The feature is contributed by Qiao Xiaoguang who is director of the Paper-cut Art Committee of the Chinese Folk Literature and Art Association and a professor at the Central Academy of Fine Arts.
Villages are evolving every day. A clear link between rural revitalization and national development has emerged over the past 40-plus years since China’s reform and opening up. Rural revitalization through art is a rather complex and systematic endeavor, demanding respect for culture, region, ethnicity, and individual rights and interests.
Unlike art concepts and creation practiced mentally, the intellectual property involved in rural revitalization through art tends to be more prominent because business is involved. For this reason, a cooperative way is usually needed.
In Dali Dong Village, Rongjiang County, Guizhou Province, we found that the practice of the concept of rural revitalization through art has awakened and activated many local traditional handicrafts that were previously on the verge of extinction. Nowadays, ancient bridges in the village have become places to display and sell local handicrafts.
Rural revitalization through art requires two-way interaction between art and the countryside. Of course, there are frequently sharp differences between outside artists and local craftspeople. Taking the bags designed by professional artists and local women as examples: Professional designers engineered a unique and fashionable shoulder bag with colorful patterns, while local craftspeople produced bags mainly in black with supplementary green and decorative lacing to align with the inherent aesthetics of local clothing. Those bags of different styles reflect a dialogue between rural folk art traditions and trendy perceptions of professional designers, which involves no right-or-wrong judgment but only builds development based on inclusion and adaptation.
Obviously, achieving rural revitalization through art needs to cross many hidden barriers.
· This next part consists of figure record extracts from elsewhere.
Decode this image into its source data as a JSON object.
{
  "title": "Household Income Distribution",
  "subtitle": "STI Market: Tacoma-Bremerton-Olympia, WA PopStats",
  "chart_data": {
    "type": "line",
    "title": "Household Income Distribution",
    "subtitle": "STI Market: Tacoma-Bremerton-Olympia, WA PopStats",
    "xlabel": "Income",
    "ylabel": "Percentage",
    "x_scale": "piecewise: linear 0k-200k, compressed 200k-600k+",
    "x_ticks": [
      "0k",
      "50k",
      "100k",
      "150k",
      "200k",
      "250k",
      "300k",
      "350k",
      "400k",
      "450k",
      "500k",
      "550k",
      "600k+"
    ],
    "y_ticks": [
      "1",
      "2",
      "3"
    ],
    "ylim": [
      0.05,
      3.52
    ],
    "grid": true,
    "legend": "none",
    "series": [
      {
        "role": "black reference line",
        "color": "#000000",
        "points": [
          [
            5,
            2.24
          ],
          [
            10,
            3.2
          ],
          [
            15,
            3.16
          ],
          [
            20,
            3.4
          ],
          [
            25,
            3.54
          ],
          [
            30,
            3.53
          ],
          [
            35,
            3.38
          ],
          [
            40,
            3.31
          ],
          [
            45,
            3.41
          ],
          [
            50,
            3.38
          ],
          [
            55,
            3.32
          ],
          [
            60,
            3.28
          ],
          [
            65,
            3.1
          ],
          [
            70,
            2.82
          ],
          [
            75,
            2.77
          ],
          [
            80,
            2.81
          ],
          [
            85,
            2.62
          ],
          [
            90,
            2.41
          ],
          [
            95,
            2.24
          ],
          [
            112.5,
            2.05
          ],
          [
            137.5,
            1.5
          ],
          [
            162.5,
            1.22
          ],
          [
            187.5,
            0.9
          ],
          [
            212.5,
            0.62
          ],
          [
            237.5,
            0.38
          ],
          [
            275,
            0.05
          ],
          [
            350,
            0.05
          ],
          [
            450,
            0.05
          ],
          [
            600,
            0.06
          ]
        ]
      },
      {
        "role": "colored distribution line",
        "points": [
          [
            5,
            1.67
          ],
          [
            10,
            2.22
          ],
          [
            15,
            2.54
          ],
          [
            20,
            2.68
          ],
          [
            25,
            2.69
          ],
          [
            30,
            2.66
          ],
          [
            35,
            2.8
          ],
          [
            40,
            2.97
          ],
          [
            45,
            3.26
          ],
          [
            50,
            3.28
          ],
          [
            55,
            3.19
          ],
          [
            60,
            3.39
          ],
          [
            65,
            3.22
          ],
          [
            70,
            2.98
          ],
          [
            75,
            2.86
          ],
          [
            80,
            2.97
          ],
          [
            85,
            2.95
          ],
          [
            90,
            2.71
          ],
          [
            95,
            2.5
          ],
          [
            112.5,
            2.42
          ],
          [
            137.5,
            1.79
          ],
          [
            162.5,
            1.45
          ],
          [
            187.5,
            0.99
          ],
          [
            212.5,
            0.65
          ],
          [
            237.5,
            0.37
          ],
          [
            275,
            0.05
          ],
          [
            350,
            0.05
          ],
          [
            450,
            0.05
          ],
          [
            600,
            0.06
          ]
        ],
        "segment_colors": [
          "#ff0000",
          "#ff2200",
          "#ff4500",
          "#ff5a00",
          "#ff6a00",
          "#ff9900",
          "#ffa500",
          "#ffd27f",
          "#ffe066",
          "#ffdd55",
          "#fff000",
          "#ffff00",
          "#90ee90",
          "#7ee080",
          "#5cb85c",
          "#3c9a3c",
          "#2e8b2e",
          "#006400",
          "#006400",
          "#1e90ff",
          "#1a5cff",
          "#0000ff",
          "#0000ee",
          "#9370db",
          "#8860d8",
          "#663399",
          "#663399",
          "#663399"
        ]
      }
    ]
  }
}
The process cannot be smoothed via academic cognition consisting of knowledge systems and written texts alone; the soul of rural villages lives in everyday life and common sense. Each and every village or nation has a living philosophy; otherwise, they couldn’t survive to this day. Similar wisdom can be found in the “philosophy of common sense” founded by Thomas Reid more than 200 years ago and Agnes Heller’s “critical theory of everyday life.”
Instead of embracing project-based efforts, rural revitalization through art should also move closer to everyday life, a common issue nowadays. The essence of folk art is for a survival purpose, not for art’s sake or exhibition. The principle should be maintained for rural revitalization through art.
The theory of prototype enlightenment, a psychological concept, is appropriate in this context. For example, wherever they settle down, farmers still tend to build houses based on their original habits and aesthetics. Aesthetics and art are not fixed ideas, but reflect habitual thinking which quietly penetrates every aspect of life with powerful impressions and inertia. To revive rural areas through art, we must deal with myriad prototypes such as villages, indigo dyeing, and even cowsheds. Categorized as common sense in life, they contain knowledge about beliefs, facts, concepts, cultural heritage, and metacognition. Both in intangible cultural heritage protection and rural development, sociology has inspired mankind to focus on sustainable development rather than artistic creation.
A true picture of Zaidang Dong Village, also in Rongjiang County, as well as its future, is emerging when villagers greet visitors with a performance of folk songs. Their family bonds and original civilization are vividly reflected in the singing of local villagers. In this case, the entire village is like a classroom, its elders with a good command of endemic knowledge and secrets are the teachers, and its children are the most promising learners and inheritors. Museums house static history while villages embrace living civilization.